Ask Melody Gardot. Nearly 10 years ago, as a college student in Philadelphia, she was riding her bike through an intersection, when a Jeep ran a red light. “And the next thing is, I remember I heard this sound, and I thought, ‘Who is that? What is that?’ And I realized that it was me screaming,” Gardot explained. The accident fractured her pelvis, damaged her spine, and Gardot suffered a traumatic brain injury that affected her memory, her speech, and left her hypersensitive to light and sound.
“My mother dropped a dish on the floor one day and the sound made me collapse,” Gardot said.The prognosis at the University of Medicine and Dentistry of New Jersey was not good. When he first saw her, Dr. Richard Jermyn didn’t think she would recover. “I had hope,” he said. “And as I told Melody at the time, I said ‘Your brain is like a computer. And your computer’s still intact. Your hardware, your memory, it’s there. But you can’t access it.’ That’s what a brain injury does – It takes away your ability to access.”Therapy and drugs had failed. In desperation, Dr. Jermyn suggested Melody try music. As it turns out, she had played piano in college. “It’s a different part of your brain that perceives music,” said Dr. Jermyn, who recalled Gardot returned to him to say, ‘”The music is there.'”
Gardot never gave up. Slowly . . . it would take years . . . music therapy began to rebuild the neural pathways in her brain. From the wreckage of the accident, a musical career was born. When her songs were posted on MySpace in 2006, word spread quickly.
She said when she went onstage, “The first maybe half a dozen times experiencing this, that was the only 30 minutes in my life that I did not feel pain for that moment. And it was addictive.” She still has to wear dark classes because of her sensitivity to light, and carry the cane to counter occasional attacks of vertigo. But she wears her disability with style. During a CBS interview, Gardot wore a white fedora, skin tight black mini skirt, fishnet stockings and stop-you-in-your-tracks stiletto heels.”These are like Corvettes,” she said. “I don’t drive so well. So instead of collecting cars, I collect shoes.”
Not the most practical footwear for a singer who at 28 needs to walk with a cane. Her singular style coupled with that bourbon smooth voice can make you forget Melody Gardot lives with almost constant physical pain. For her part, Melody shrugs it off. “I went to the school of hard knocks. I don’t mess around.”

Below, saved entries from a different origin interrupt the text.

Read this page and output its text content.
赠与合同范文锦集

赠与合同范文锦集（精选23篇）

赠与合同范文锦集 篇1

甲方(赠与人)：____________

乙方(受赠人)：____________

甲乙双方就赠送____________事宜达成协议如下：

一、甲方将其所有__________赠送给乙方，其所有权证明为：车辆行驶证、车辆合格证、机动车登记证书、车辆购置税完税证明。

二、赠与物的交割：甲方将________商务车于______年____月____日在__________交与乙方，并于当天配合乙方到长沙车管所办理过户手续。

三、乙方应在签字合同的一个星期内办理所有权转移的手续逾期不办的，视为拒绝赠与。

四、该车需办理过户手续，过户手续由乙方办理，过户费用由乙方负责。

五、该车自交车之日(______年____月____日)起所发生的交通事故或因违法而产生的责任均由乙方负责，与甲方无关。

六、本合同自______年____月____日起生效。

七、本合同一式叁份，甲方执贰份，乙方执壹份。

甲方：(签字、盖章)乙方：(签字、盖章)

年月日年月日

Melody has produced three albums on Verve Records. Worrisome Heart, 2008, My One and Only Thrill, 2009 and The Absence, 2012. Although Melody isn’t a mega star in the US (yet), her album My One and Only Thrill went double platinum in France. She’s sold more than 200,000 copies there, and counting. The French call it “Renaissance” – a rebirth. It’s not much of a stretch to say that Melody Gardot has been born again.